Book Synopsis Legal Reform in English Renaissance Literature by : Virginia Lee Strain

Download or read book Legal Reform in English Renaissance Literature written by Virginia Lee Strain and published by Edinburgh University Press. This book was released on 2018-03-14 with total page 240 pages. Available in PDF, EPUB and Kindle. Book excerpt: The first study of legal reform and literature in early modern EnglandThis book investigates rhetorical and representational practices that were used to monitor English law at the turn of the seventeenth century.
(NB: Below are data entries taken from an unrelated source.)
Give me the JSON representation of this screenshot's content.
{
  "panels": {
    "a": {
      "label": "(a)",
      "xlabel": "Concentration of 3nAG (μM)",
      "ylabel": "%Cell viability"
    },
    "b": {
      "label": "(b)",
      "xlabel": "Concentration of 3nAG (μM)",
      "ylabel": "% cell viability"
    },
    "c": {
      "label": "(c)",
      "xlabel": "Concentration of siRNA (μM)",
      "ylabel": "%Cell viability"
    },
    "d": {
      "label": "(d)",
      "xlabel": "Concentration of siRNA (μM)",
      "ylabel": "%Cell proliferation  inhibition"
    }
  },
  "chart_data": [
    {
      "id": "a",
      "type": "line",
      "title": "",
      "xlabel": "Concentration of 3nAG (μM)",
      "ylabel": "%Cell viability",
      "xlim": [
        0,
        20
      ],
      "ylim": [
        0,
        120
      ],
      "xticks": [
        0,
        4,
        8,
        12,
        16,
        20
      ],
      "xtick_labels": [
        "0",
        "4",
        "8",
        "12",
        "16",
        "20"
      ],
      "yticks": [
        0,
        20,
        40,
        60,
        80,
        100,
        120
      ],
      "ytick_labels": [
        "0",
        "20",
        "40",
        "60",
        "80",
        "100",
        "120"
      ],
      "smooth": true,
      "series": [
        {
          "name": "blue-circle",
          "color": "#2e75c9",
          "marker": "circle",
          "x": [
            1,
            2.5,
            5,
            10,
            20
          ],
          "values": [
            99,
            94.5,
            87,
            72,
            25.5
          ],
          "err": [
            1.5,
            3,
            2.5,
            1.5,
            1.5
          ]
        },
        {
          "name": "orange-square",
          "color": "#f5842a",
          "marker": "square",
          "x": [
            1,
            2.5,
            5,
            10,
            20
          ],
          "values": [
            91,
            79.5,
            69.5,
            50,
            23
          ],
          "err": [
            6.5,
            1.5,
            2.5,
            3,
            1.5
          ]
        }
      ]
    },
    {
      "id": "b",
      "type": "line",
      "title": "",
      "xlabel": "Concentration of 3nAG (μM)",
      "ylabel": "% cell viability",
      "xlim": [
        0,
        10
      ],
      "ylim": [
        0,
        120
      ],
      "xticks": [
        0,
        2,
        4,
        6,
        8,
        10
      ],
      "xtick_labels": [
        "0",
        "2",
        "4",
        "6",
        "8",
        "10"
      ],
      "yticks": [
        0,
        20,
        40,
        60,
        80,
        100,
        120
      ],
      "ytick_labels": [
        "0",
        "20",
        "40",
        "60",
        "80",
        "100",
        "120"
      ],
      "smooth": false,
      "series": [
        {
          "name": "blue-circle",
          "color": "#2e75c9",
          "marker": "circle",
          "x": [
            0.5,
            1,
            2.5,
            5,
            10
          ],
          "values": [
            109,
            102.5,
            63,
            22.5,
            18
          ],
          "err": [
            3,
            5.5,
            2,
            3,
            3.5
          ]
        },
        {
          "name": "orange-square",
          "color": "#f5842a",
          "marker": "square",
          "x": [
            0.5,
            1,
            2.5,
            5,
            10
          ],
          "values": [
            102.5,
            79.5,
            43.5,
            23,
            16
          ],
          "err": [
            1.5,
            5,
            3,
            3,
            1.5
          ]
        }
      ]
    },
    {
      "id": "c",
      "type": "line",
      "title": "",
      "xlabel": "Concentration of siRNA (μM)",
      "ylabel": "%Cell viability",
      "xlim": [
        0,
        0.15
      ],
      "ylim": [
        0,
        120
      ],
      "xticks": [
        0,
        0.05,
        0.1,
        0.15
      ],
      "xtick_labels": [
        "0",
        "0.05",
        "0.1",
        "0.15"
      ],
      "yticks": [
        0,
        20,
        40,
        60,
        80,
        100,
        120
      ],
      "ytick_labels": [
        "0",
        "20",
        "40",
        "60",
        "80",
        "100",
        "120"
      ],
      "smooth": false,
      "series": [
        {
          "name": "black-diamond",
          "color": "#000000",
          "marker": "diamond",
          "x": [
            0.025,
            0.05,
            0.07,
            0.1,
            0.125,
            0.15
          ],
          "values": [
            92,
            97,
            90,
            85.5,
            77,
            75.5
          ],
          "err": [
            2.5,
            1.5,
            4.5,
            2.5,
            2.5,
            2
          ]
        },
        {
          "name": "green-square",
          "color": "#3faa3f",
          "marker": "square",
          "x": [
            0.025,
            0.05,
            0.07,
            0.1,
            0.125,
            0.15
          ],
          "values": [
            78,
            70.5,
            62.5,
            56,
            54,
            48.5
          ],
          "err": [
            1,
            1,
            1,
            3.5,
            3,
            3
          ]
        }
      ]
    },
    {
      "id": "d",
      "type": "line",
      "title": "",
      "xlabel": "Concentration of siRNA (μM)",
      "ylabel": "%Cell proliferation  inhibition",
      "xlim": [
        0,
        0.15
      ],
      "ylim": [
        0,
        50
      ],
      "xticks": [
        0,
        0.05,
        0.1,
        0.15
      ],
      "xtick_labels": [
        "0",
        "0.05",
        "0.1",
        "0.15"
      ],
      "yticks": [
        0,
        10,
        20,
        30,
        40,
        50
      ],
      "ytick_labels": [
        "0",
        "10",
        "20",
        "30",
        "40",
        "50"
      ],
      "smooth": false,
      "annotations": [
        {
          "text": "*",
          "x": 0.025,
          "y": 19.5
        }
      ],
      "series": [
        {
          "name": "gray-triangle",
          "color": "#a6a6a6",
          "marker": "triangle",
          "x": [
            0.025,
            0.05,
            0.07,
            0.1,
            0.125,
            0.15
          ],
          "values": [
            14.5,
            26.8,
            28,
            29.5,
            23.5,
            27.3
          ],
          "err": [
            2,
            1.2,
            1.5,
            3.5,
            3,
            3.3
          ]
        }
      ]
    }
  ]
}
The late-Elizabethan and early-Jacobean surge in the policies and enforcement of the reformation of manners has been well-documented. What has gone unnoticed, however, is the degree to which the law itself was the focus of reform for legislators, the judiciary, preachers, and writers alike. While the majority of law and literature studies characterize the law as a force of coercion and subjugation, this book instead treats in greater depth the law's own vulnerability, both to corruption and to correction. In readings of Spenser's Faerie Queene, the Gesta Grayorum, Donne's 'Satyre V', and Shakespeare's Measure for Measure and The Winter's Tale, Strain argues that the terms and techniques of legal reform provided modes of analysis through which legal authorities and literary writers alike imagined and evaluated form and character. Key FeaturesReevaluates canonical writers in light of developments in legal historical research, bringing an interdisciplinary perspective to works Collects an extensive variety of legal, political, and literary sources to reconstruct the discourse on early modern legal reform, providing an introduction to a topic that is currently underrepresented in early modern legal cultural studiesAnalyses the laws own vulnerability to individual agency.